PUCELLE.
Then lead me hence, with whom I leave my curse:
May never glorious sun reflex his beams
Upon the country where you make abode;
But darkness and the gloomy shade of death
Environ you, till mischief and despair
Drive you to break your necks or hang yourselves!
[Exit, guarded.]
YORK.
Break thou in pieces and consume to ashes,
Thou foul accursed minister of hell!
Enter Bishop of Winchester as Cardinal, attended.
WINCHESTER.
Lord Regent, I do greet your Excellence
With letters of commission from the King.
For know, my lords, the states of Christendom,
Moved with remorse of these outrageous broils,
Have earnestly implored a general peace
Betwixt our nation and the aspiring French;
And here at hand the Dauphin and his train
Approacheth to confer about some matter.
YORK.
Is all our travail turn’d to this effect?
After the slaughter of so many peers,
So many captains, gentlemen and soldiers,
That in this quarrel have been overthrown
And sold their bodies for their country’s benefit,
Shall we at last conclude effeminate peace?

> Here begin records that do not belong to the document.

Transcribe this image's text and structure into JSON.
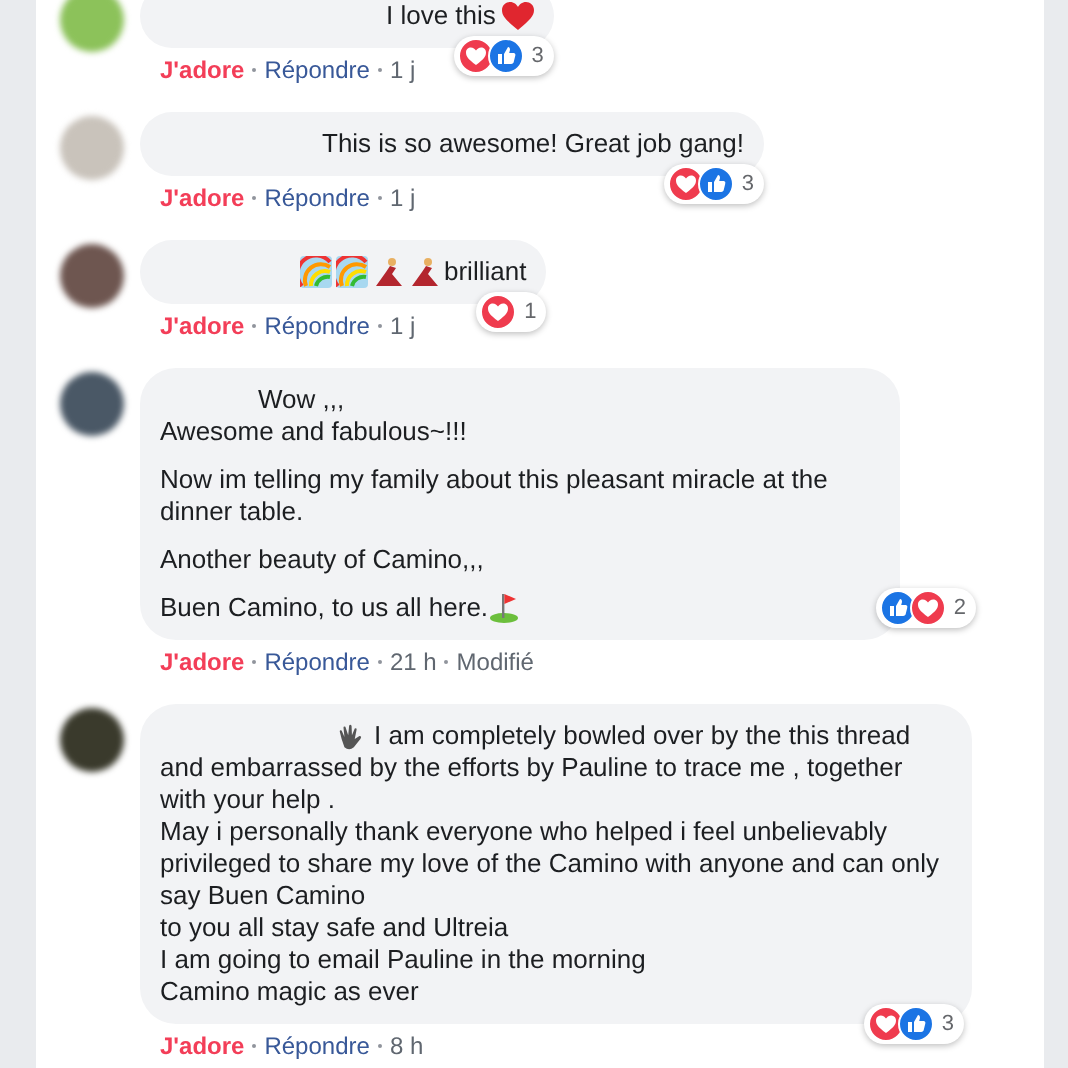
{
  "comments": [
    {
      "avatar": {
        "color": "#8cc25a"
      },
      "text": "I love this",
      "trailing_icon": {
        "kind": "heart"
      },
      "reactions": {
        "icons": [
          {
            "kind": "love"
          },
          {
            "kind": "like"
          }
        ],
        "count": "3"
      },
      "meta": {
        "reaction": "J'adore",
        "reacted": true,
        "reply": "Répondre",
        "time": "1 j"
      }
    },
    {
      "avatar": {
        "color": "#c9c3bb"
      },
      "text": "This is so awesome! Great job gang!",
      "reactions": {
        "icons": [
          {
            "kind": "love"
          },
          {
            "kind": "like"
          }
        ],
        "count": "3"
      },
      "meta": {
        "reaction": "J'adore",
        "reacted": true,
        "reply": "Répondre",
        "time": "1 j"
      }
    },
    {
      "avatar": {
        "color": "#6e5650"
      },
      "leading_icons": [
        {
          "kind": "rainbow"
        },
        {
          "kind": "rainbow"
        },
        {
          "kind": "dancer"
        },
        {
          "kind": "dancer"
        }
      ],
      "text": "brilliant",
      "reactions": {
        "icons": [
          {
            "kind": "love"
          }
        ],
        "count": "1"
      },
      "meta": {
        "reaction": "J'adore",
        "reacted": true,
        "reply": "Répondre",
        "time": "1 j"
      }
    },
    {
      "avatar": {
        "color": "#4a5866"
      },
      "paragraphs": [
        "Wow ,,,",
        "Awesome and fabulous~!!!",
        "Now im telling my family about this pleasant miracle at the dinner table.",
        "Another beauty of Camino,,,",
        "Buen Camino, to us all here."
      ],
      "trailing_icon": {
        "kind": "flag"
      },
      "reactions": {
        "icons": [
          {
            "kind": "like"
          },
          {
            "kind": "love"
          }
        ],
        "count": "2"
      },
      "meta": {
        "reaction": "J'adore",
        "reacted": true,
        "reply": "Répondre",
        "time": "21 h",
        "edited": "Modifié"
      }
    },
    {
      "avatar": {
        "color": "#3a3a2c"
      },
      "leading_icons": [
        {
          "kind": "hand"
        }
      ],
      "lines": [
        "I am completely bowled over by the this thread",
        "and embarrassed by the efforts by Pauline to trace me , together with your help .",
        "May i personally thank everyone who helped i feel unbelievably privileged to share my love of the Camino with anyone and can only say Buen Camino",
        "to you all stay safe and Ultreia",
        "I am going to email Pauline in the morning",
        "Camino magic as ever"
      ],
      "reactions": {
        "icons": [
          {
            "kind": "love"
          },
          {
            "kind": "like"
          }
        ],
        "count": "3"
      },
      "meta": {
        "reaction": "J'adore",
        "reacted": true,
        "reply": "Répondre",
        "time": "8 h"
      }
    }
  ]
}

Have we not lost most part of all the towns,
By treason, falsehood, and by treachery,
Our great progenitors had conquered?
O, Warwick, Warwick! I foresee with grief
The utter loss of all the realm of France.
WARWICK.
Be patient, York; if we conclude a peace,
It shall be with such strict and severe covenants
As little shall the Frenchmen gain thereby.
Enter Charles, Alençon, Bastard, Reignier and others.
CHARLES.
Since, lords of England, it is thus agreed
That peaceful truce shall be proclaim’d in France,
We come to be informed by yourselves
What the conditions of that league must be.
YORK.
Speak, Winchester, for boiling choler chokes
The hollow passage of my poison’d voice
By sight of these our baleful enemies.